Ada yang berbeda di pagi ini. Ketika Rakha bersiap untuk berangkat ke kampus, ia melihat meja makan tak lagi kosong seperti hari-hari sebelumnya. Sudah ada semangkok sop, sepiring tahu dan tempe serta telur ceplok. Mustika sudah rapi dengan baju kerjanya. Ia duduk sembari menatap Rakha dengan tatapan yang tidak sedingin biasanya.
"Sarapan dulu," ucap Mustika singkat.
Rakha tak menjawab, tapi ia duduk di hadapan Mustika dan mengambil piring. Rakha mengambil nasi dan lauk tanpa bertanya tentang masakan pagi ini. Suara di dapur di pagi buta cukup menjadi petunjuk bagi Rakha untuk mengetahui jika menu sarapan pagi ini dimasak oleh Mustika. Wanita itu memasak sendiri, bukan membelinya.
Suasana sarapan bersama berlangsung sunyi, tanpa percakapan, tanpa perdebatan. Mustika memperhatikan wajah Rakha yang menunduk dengan bola mata yang terus terarah pada piringnya. Laki-laki itu tak sedikit pun memandang ke arahnya.
Mustika memberanikan diri membuka percakapan. Barangkali dengan meminta maaf, hubungan mereka kembali membaik dan sedikit demi sedikit meruntuhkan tembok yang menjulang di antara keduanya.
"Rakha, aku minta maaf ...."
Rakha berhenti mengunyah. Ekor matanya perlahan melirik Mustika yang duduk di depannya dengan sikap yang lebih tenang dari biasanya.
"Aku minta maaf untuk semuanya. Untuk semua yang aku lakukan," lanjut Mustika. Ia berharap ada reaksi lebih dari Rakha.
Rakha membisu beberapa detik. Ia mengangguk pelan. "Aku juga minta maaf," balas Rakha tenang. Ia kembali fokus pada menu sarapannya yang belum ia habiskan.

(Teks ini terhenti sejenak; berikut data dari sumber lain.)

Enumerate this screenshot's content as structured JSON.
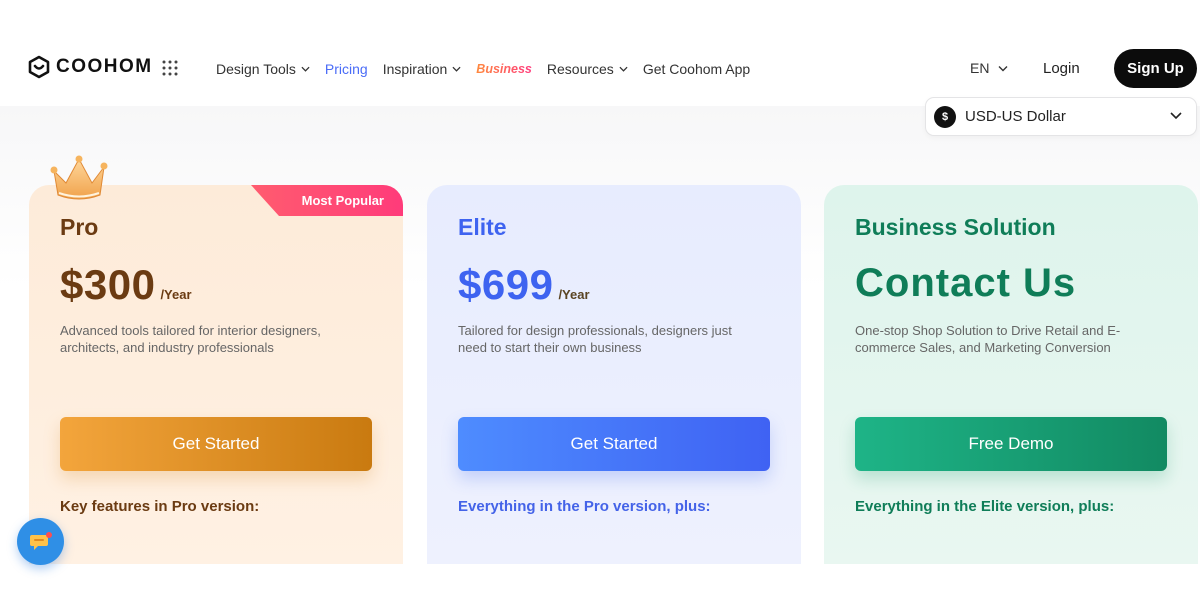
{
  "brand": {
    "name": "COOHOM"
  },
  "nav": {
    "items": [
      {
        "label": "Design Tools",
        "has_dropdown": true
      },
      {
        "label": "Pricing",
        "active": true
      },
      {
        "label": "Inspiration",
        "has_dropdown": true
      },
      {
        "label": "Business",
        "style": "gradient-italic"
      },
      {
        "label": "Resources",
        "has_dropdown": true
      },
      {
        "label": "Get Coohom App"
      }
    ]
  },
  "header_right": {
    "language": "EN",
    "login": "Login",
    "signup": "Sign Up"
  },
  "currency": {
    "symbol": "$",
    "label": "USD-US Dollar"
  },
  "plans": [
    {
      "name": "Pro",
      "badge": "Most Popular",
      "price": "$300",
      "period": "/Year",
      "description": "Advanced tools tailored for interior designers, architects, and industry professionals",
      "cta": "Get Started",
      "features_heading": "Key features in Pro version:"
    },
    {
      "name": "Elite",
      "price": "$699",
      "period": "/Year",
      "description": "Tailored for design professionals, designers just need to start their own business",
      "cta": "Get Started",
      "features_heading": "Everything in the Pro version, plus:"
    },
    {
      "name": "Business Solution",
      "headline": "Contact Us",
      "description": "One-stop Shop Solution to Drive Retail and E-commerce Sales, and Marketing Conversion",
      "cta": "Free Demo",
      "features_heading": "Everything in the Elite version, plus:"
    }
  ],
  "colors": {
    "pro": "#6b3b12",
    "elite": "#3e63f0",
    "business": "#0f7d58",
    "signup_bg": "#0c0c0c"
  }
}
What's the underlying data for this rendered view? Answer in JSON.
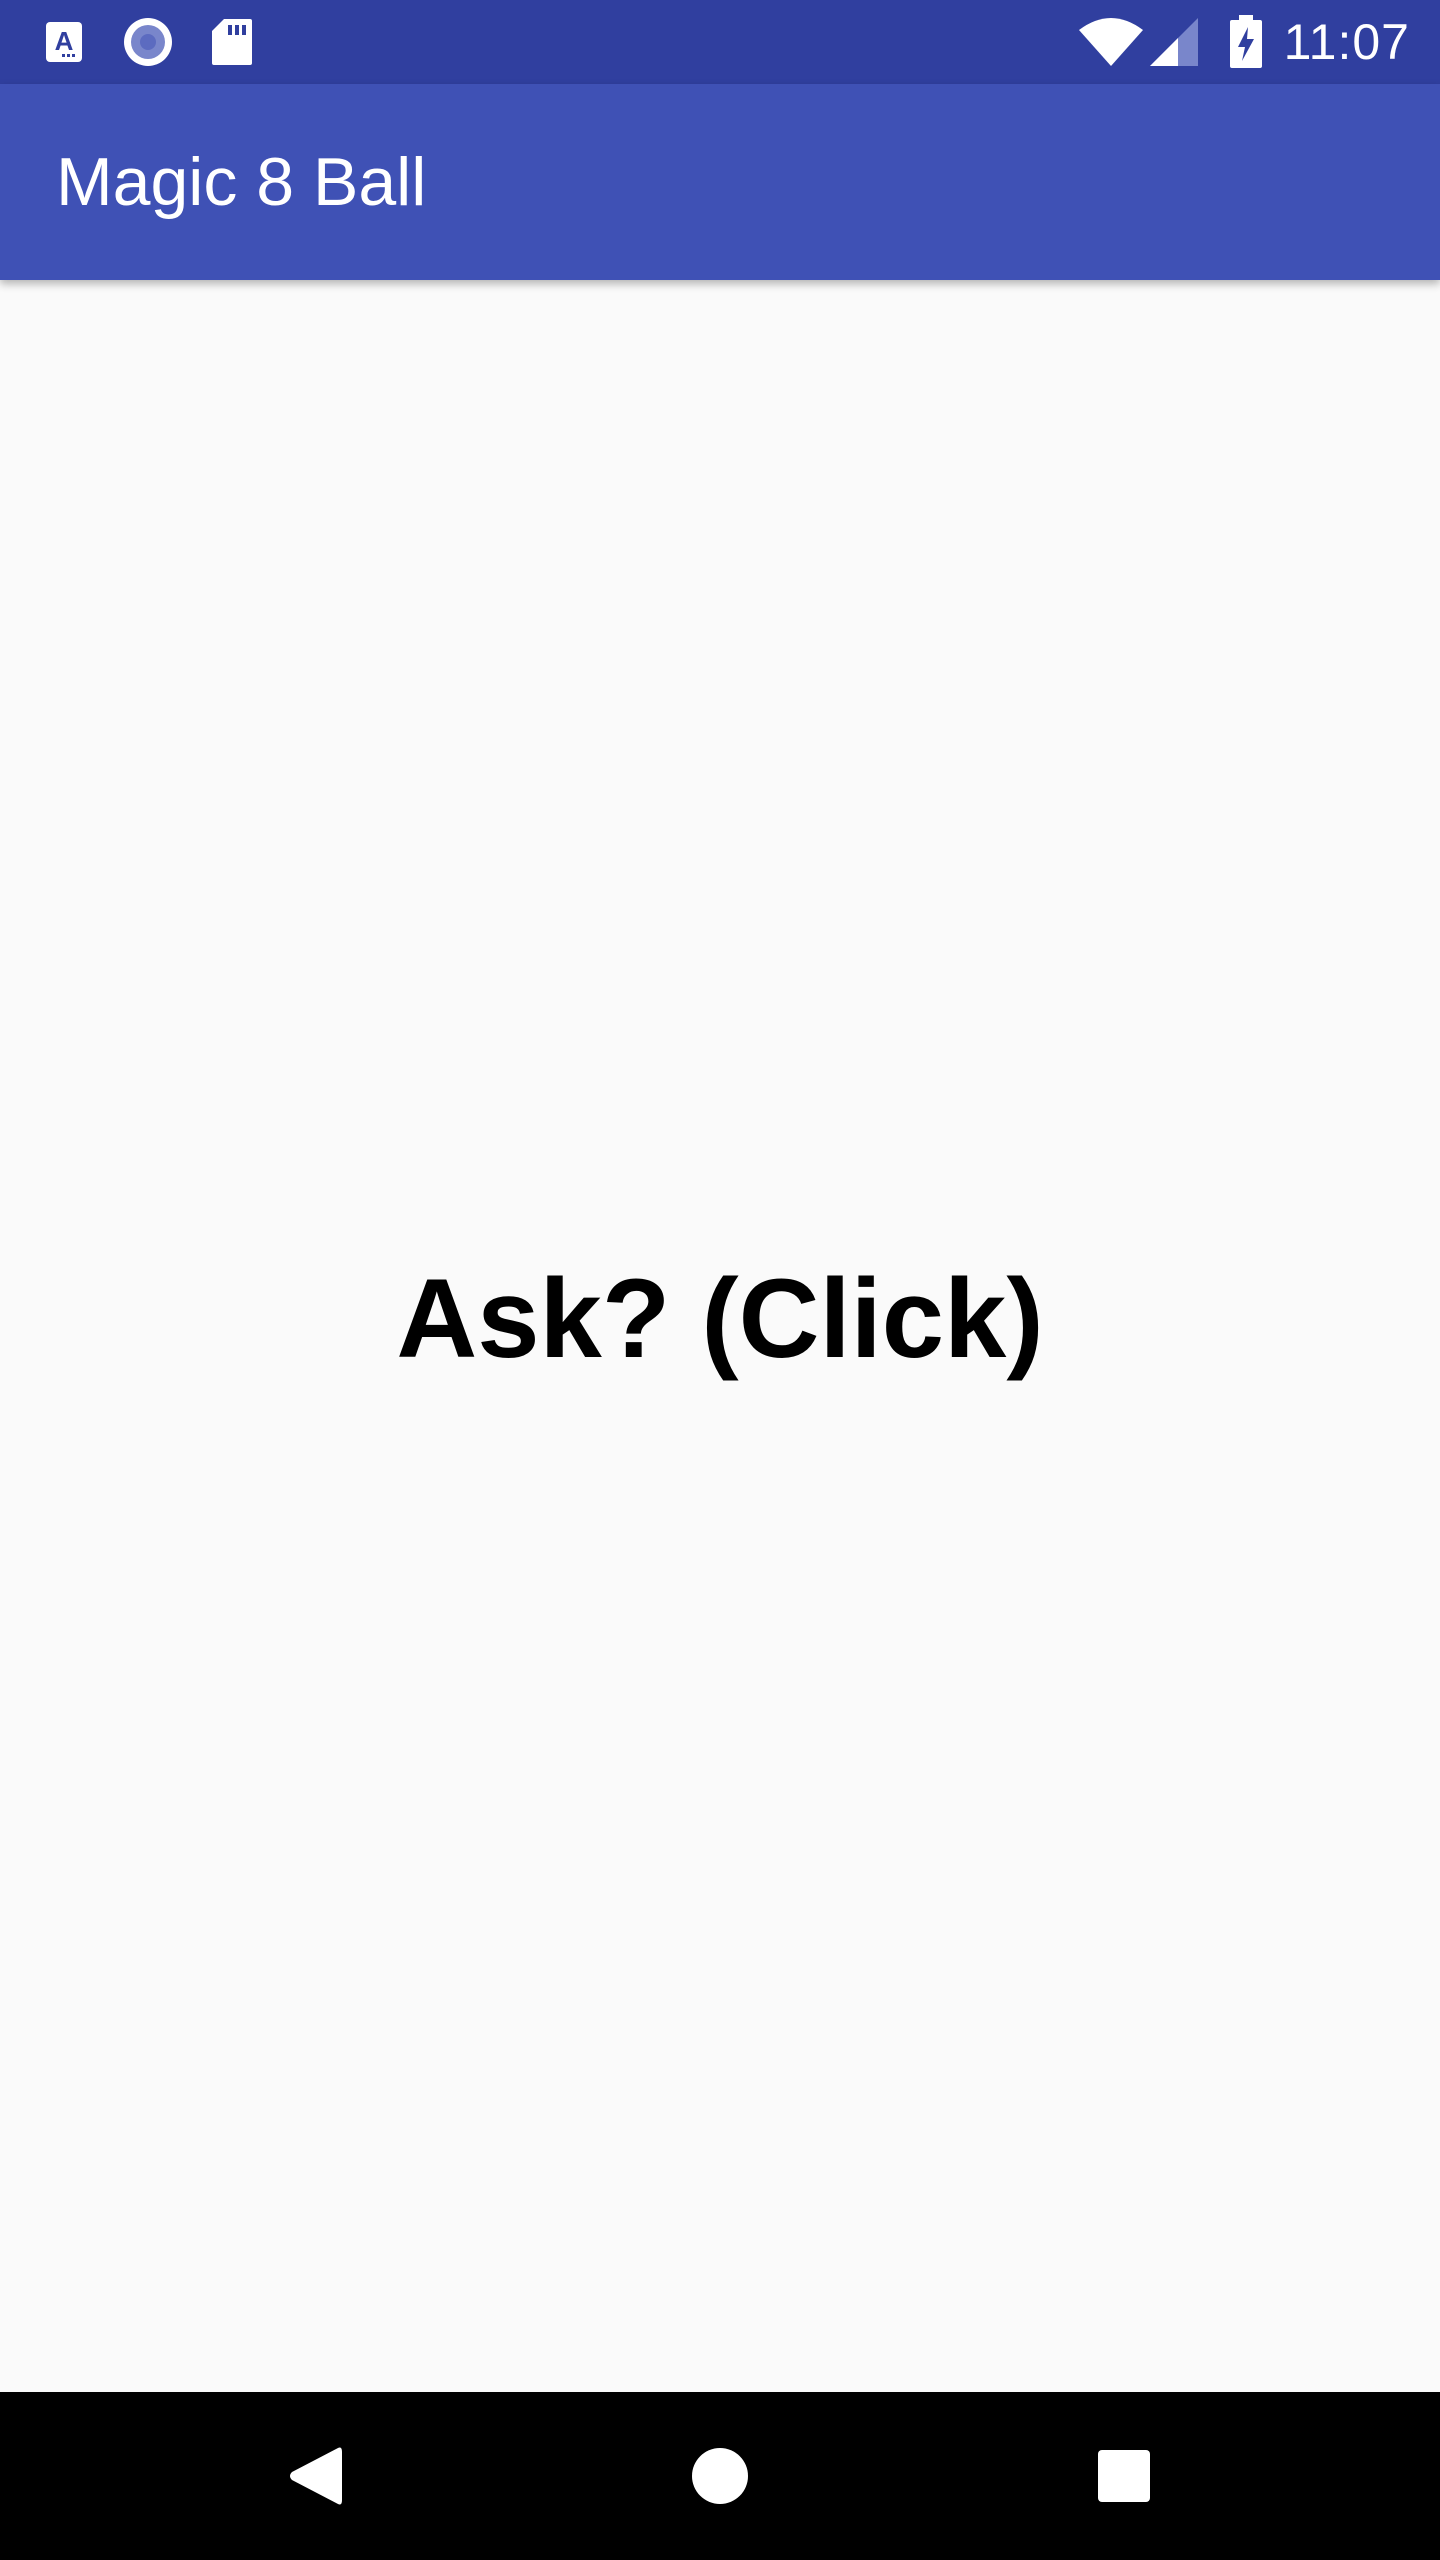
{
  "status_bar": {
    "time": "11:07",
    "notification_icons": [
      "font-a-icon",
      "record-circle-icon",
      "sd-card-icon"
    ],
    "system_icons": [
      "wifi-icon",
      "cell-signal-icon",
      "battery-charging-icon"
    ],
    "background": "#303f9f"
  },
  "app_bar": {
    "title": "Magic 8 Ball",
    "background": "#3f51b5"
  },
  "main": {
    "ask_label": "Ask? (Click)",
    "background": "#fafafa"
  },
  "nav_bar": {
    "buttons": [
      "back-icon",
      "home-icon",
      "recents-icon"
    ],
    "background": "#000000"
  }
}
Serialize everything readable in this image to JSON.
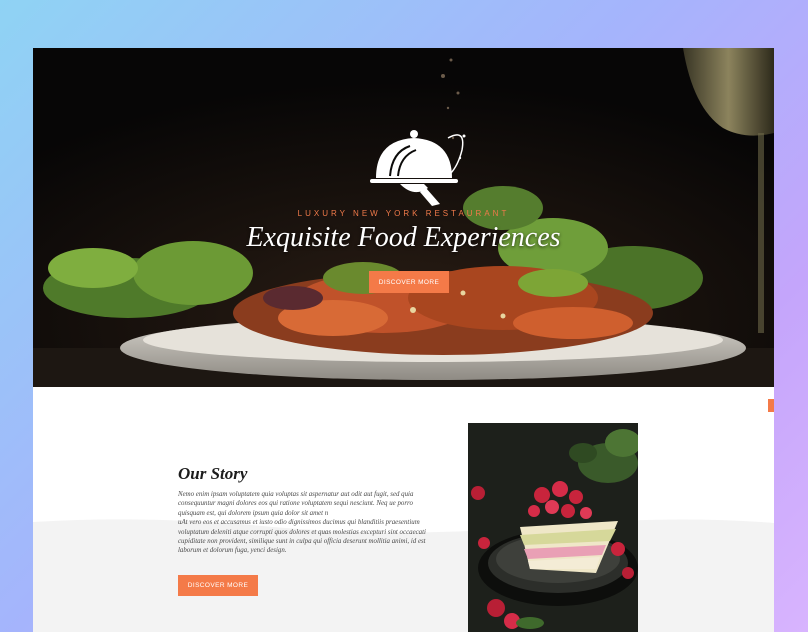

Suasana hening kembali. Mustika menahan diri untuk tidak berbicara lagi. Sepertinya ia dan Rakha memang butuh waktu untuk melenyapkan rasa asing yang terlanjur mendominasi.
Seperti hari-hari sebelumnya, kedua insan itu berangkat ke tempat kerja dengan kendaraan masing-masing. Mustika sebenarnya ingin berangkat bersama, tapi Rakha tidak menawarinya berangkat bersama karena memang biasanya Mustika selalu berangkat sendiri. Mustika terlalu gengsi untuk meminta Rakha mengantarnya.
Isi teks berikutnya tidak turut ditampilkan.